Anníbal aprovaria as terras que lhe foram apresentadas em uma gleba situada no nascente patrimônio de Uniflor, município de Capelinha, hoje Nova Esperança. Adquiriu 35 alqueires paulistas ao preço de 24 contos, pagáveis em quatro anos com juro fixo de 7% ao ano. Ali, já em 1950, com recursos emprestados pelo pai, derrubaria a mata e plantaria o seu cafezal. O futuro parecia começar a definir-se. Não contava, contudo, com um convite que lhe fora formalizado nessa mesma época para prestar serviços de engenheiro agrônomo ao escritório da Companhia Melhoramentos em Maringá, a qual estruturava equipe de funcionários e preparava-se para novos desafios. Com certeza, a escolha pelo Paraná havia sido acertada e estava ele agora, recémformado, com propriedade para cuidar e uma ocupação em que poderia aplicar o conhecimento adquirido na faculdade.
Para aceitar a função, entretanto, impôs uma condição, feita diretamente ao diretor-gerente da empresa em São Paulo, Hermann Moraes Barros, com quem encontrou-se para uma entrevista: embora contente com os rumos de sua vida, só viria em definitivo para Maringá quando estivesse casado. Aguardava-lhe em Piracicaba a noiva Apparecida Thereza Azevedo, que, igualmente decidida, havia assegurado a Anníbal a disposição de deixar para trás as regalias de casa e o conforto em sua cidade para acompanhá-lo. O diretor não só aprovou a atitude do jovem engenheiro como elogiou-a. Solteiro, concordou Barros, dificilmente conseguiria aquele moço permanecer em Maringá, cidadezinha de escassos atrativos.

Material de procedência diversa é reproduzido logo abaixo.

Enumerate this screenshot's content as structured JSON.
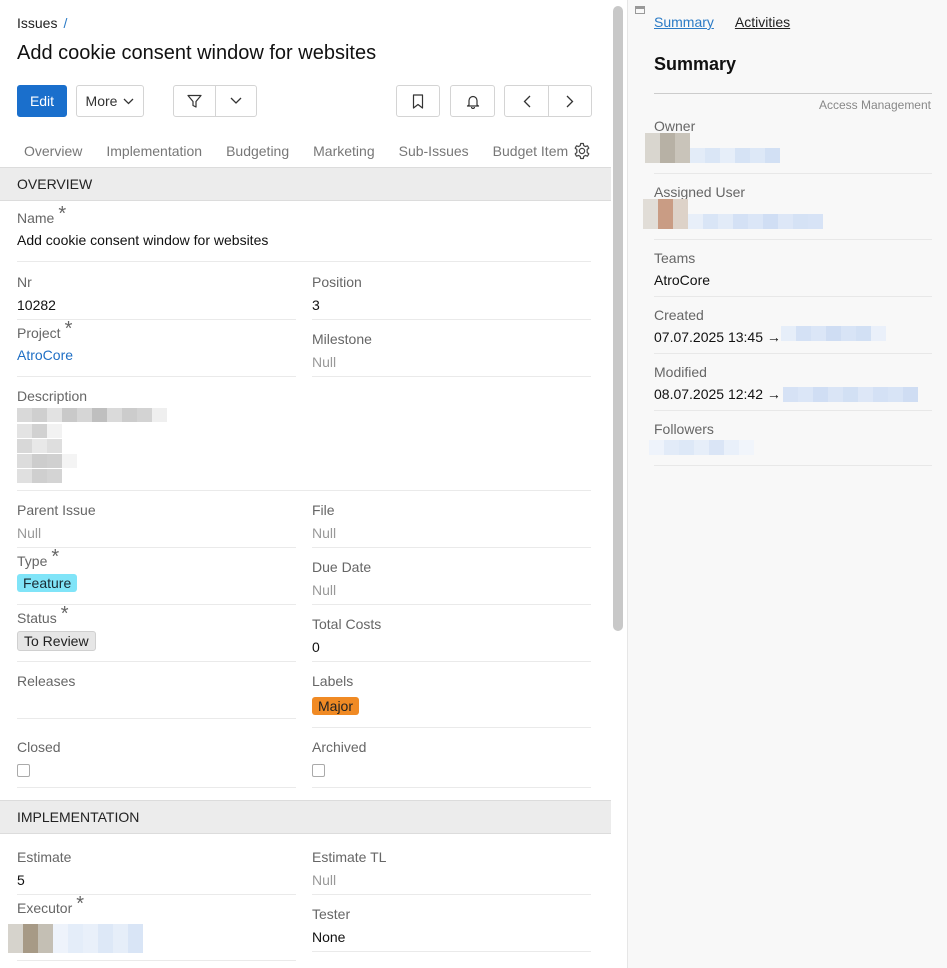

Anníbal e Apparecida casaram-se e foi no bissexto 1952, exatamente a 29 de fevereiro, depois de uma longa viagem de jipe, que o casal chegaria à cidade. Lembra o engenheiro que durante quase todo o percurso a esposa suportou sem reclamar o cansaço e a demora, mas já próximo de Mandaguari, perguntou ao marido, aflita, se Maringá ainda estava muito longe...
Na cidade, ocuparam inicialmente uma casa próxima ao escritório da Companhia, numa rua poeirenta, que viria a ser a Avenida Duque de Caxias, e assim começaram a vida de casados. Quatro filhos nasceriam dessa união: Carmen Lúcia, Antonio Carlos, Júlio e Anníbal.
O engenheiro Anníbal fora contratado para trabalhar no Horto Florestal, mas, em 1953, a empresa já começava a investir na formação de pequenas lavouras de café, com o máximo de 100 mil pés cada uma, que foram plantadas sob a responsabilidade do engenheiro agrônomo nas fazendas Pitanga, município de Uniflor, Ipiranga e Fartura, em Paranacity, Mururê, Pau d'Alho e Boa Esperança, em Terra Boa, e Tuneiras, em Tuneiras do Oeste.